Voyez-vous nous sommes tous coupables de l’extermination des juifs ; nous
sommes tous coupables des centaines de milliers de mort en Indochine ;
nous sommes tous coupables de la maltraite et de l’esclavagisme de noirs. Je vais
évoquer les problèmes suivants : le relativisme culturel, l’enterrement de des propres instituons, notre obsession à être les grands sauveurs des peuples
opprimés et le tête à tête de l’état avec un individu.
Avec cette déclaration nous tombons dans le
relativisme culturel ce qui consiste à dire qu’on ne peut juger aucune culture,
qu’on ne peut condamner aucun acte parce que c’est leur culture et que c’est la tradition. L’Europe, l’utopie idéale
des droits de l’homme accepte par ce concept philosophique des centaines de
milliers d’immigrés venu des quatre coins du monde. Le concept d’assimilation
est depuis longtemps oublié, cette procédure pour devenir un citoyen d’un état,
c’est-à-dire le processus dans lequel un immigré, un nouveau-né ou un individu
tout court accepte les valeurs et reconnait le pouvoir de l’Etat. Au nom des
droits de l’homme, on est parvenu à oublier ce concept d’assimilation. La
diversité de cultures, la diversité de religion est la plus belle chose qui
puisse nous arriver. On donne toujours plus de droits à un groupe d’individu, à
une communauté au nom de la culture et de la liberté individuelle. Mais si
cette liberté individuelle menait au désordre et à la tyrannie des
minorités ? Ces droits, on les donne pour respecter les droits des autres.
Un citoyen d’un Etat-Nation représente sa nation
tous les jours. Elle reconnait le pouvoir et peut le changer avec les
élections. Avec la Déclaration un citoyen peut attaquer son propre état devant une cour étrangère, la Cour européenne des droits de l'homme. Quand un citoyen a
épuisé toutes les cours dans son propre pays et s’il trouve qu’on a violé ses
droits il peut juger son pays, sa nation devant la cour européenne, ce qui est
complètement loufoque. Elle reconnaît donc que sa nation et ses institutions ne sont plus les plus importantes.

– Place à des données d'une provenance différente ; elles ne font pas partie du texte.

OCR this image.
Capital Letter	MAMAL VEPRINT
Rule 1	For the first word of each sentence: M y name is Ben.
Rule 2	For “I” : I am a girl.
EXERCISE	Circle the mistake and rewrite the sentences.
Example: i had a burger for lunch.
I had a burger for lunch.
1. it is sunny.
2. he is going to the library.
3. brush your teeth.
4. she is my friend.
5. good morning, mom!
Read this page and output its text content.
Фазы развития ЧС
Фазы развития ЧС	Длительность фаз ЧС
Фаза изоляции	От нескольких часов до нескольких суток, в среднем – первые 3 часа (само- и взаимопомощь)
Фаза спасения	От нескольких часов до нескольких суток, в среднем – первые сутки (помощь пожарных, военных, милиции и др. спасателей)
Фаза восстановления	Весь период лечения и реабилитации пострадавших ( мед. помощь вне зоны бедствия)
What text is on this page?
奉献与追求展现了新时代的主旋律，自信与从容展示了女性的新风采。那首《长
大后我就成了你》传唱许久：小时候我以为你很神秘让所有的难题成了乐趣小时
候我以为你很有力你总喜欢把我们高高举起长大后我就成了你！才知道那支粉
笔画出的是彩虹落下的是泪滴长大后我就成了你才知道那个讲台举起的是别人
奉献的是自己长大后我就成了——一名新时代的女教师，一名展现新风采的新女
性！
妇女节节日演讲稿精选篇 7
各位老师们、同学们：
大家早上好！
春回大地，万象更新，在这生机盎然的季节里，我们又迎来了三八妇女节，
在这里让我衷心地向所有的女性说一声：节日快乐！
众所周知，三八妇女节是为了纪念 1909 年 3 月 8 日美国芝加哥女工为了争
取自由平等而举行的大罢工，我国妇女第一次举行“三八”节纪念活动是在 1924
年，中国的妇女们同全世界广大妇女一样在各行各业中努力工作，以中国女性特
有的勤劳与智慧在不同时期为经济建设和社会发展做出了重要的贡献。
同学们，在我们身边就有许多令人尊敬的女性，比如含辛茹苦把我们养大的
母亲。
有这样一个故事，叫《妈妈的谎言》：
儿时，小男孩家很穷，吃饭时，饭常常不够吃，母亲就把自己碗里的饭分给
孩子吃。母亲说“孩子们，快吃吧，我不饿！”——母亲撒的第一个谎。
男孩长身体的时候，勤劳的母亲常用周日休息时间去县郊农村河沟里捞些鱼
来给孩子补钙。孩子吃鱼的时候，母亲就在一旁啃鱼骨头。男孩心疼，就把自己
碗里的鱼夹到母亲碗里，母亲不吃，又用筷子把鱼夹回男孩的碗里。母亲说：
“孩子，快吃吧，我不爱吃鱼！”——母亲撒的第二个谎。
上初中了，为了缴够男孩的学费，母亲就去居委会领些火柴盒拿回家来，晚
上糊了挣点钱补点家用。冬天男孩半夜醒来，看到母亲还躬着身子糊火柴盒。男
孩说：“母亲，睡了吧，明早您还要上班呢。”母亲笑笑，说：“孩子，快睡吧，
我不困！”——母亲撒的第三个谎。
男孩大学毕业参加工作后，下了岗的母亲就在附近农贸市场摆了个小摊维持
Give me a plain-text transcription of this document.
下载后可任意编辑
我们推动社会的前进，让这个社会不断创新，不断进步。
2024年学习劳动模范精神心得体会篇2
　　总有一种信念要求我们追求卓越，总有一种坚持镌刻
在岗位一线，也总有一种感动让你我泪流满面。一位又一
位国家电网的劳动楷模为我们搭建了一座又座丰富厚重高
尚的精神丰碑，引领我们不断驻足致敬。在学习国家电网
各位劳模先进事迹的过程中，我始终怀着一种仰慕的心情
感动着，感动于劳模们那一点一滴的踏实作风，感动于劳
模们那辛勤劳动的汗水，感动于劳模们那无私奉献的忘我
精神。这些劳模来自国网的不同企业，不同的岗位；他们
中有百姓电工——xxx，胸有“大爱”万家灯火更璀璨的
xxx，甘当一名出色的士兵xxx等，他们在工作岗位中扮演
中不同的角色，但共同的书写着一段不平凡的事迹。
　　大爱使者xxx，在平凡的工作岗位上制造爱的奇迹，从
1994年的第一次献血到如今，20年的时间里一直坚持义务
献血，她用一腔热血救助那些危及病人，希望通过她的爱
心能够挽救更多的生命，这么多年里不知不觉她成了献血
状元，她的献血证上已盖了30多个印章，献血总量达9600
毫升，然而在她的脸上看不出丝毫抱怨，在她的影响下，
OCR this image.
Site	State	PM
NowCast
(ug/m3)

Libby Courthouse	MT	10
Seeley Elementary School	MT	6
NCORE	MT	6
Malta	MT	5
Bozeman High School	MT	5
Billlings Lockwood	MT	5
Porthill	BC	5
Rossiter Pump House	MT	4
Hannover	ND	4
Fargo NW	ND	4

On veut être combattant partout pour les peuples opprimés. C’est pour cela qu’on se voit le droit – parce que nous sommes mieux, nous aimons la démocratie, nous ne voulons pas de peuples opprimés, nous sommes tous des frères et nous voulons tous être libre – de déstabiliser des pays entiers au nom des droits de l’Homme. C’est pour cela que les Etats-Unis ont envahi l’Irak pour instaurer la démocratie et c’est pour cela que Bernard Henry Levy est allé dans les pays arabes pour libérer ces peuples. On en voit le résultat. Nos états sont amoureux des peuples du Sud. C’est pour cela que les politiques organisent des expositions avec une succession de tableaux qui avaient l’ambition de montrer la planète dans sa diversité. L’Histoire de l’Etat-Nation ne compte plus comme la nation est devenue un méchant oppresseur. Les grandes puissances du 19ième siècle c’est les colonisations, c’est l’esclavagisme, c’est les enfants travailleurs. Ce n’est pas beau tout ça. A côté de cela il y a une concurrence de victimisation. Chaque peuple, chaque communauté, chaque être veut son jour de commémoration, sa statue, ses financements, ses discours. Le lobby juif est très puissant. Ils arrivent à avoir plusieurs dates, plusieurs lieux et arrive à transformer des victimes en bourreaux. Hollande à peine élu avait osé dire : « le crime commis en France par la France » en parlant de l’extermination des juifs. Il n’y avait plus que la Vel d’Hiv qui comptait, Eichmann et Hitler n’y étaient pour rien. N’oublions pas que chacun essaie de défendre ses intérêts. Chaque nation et chaque civilisation veut défendre des concepts philosophiques, ses racines et son Histoire.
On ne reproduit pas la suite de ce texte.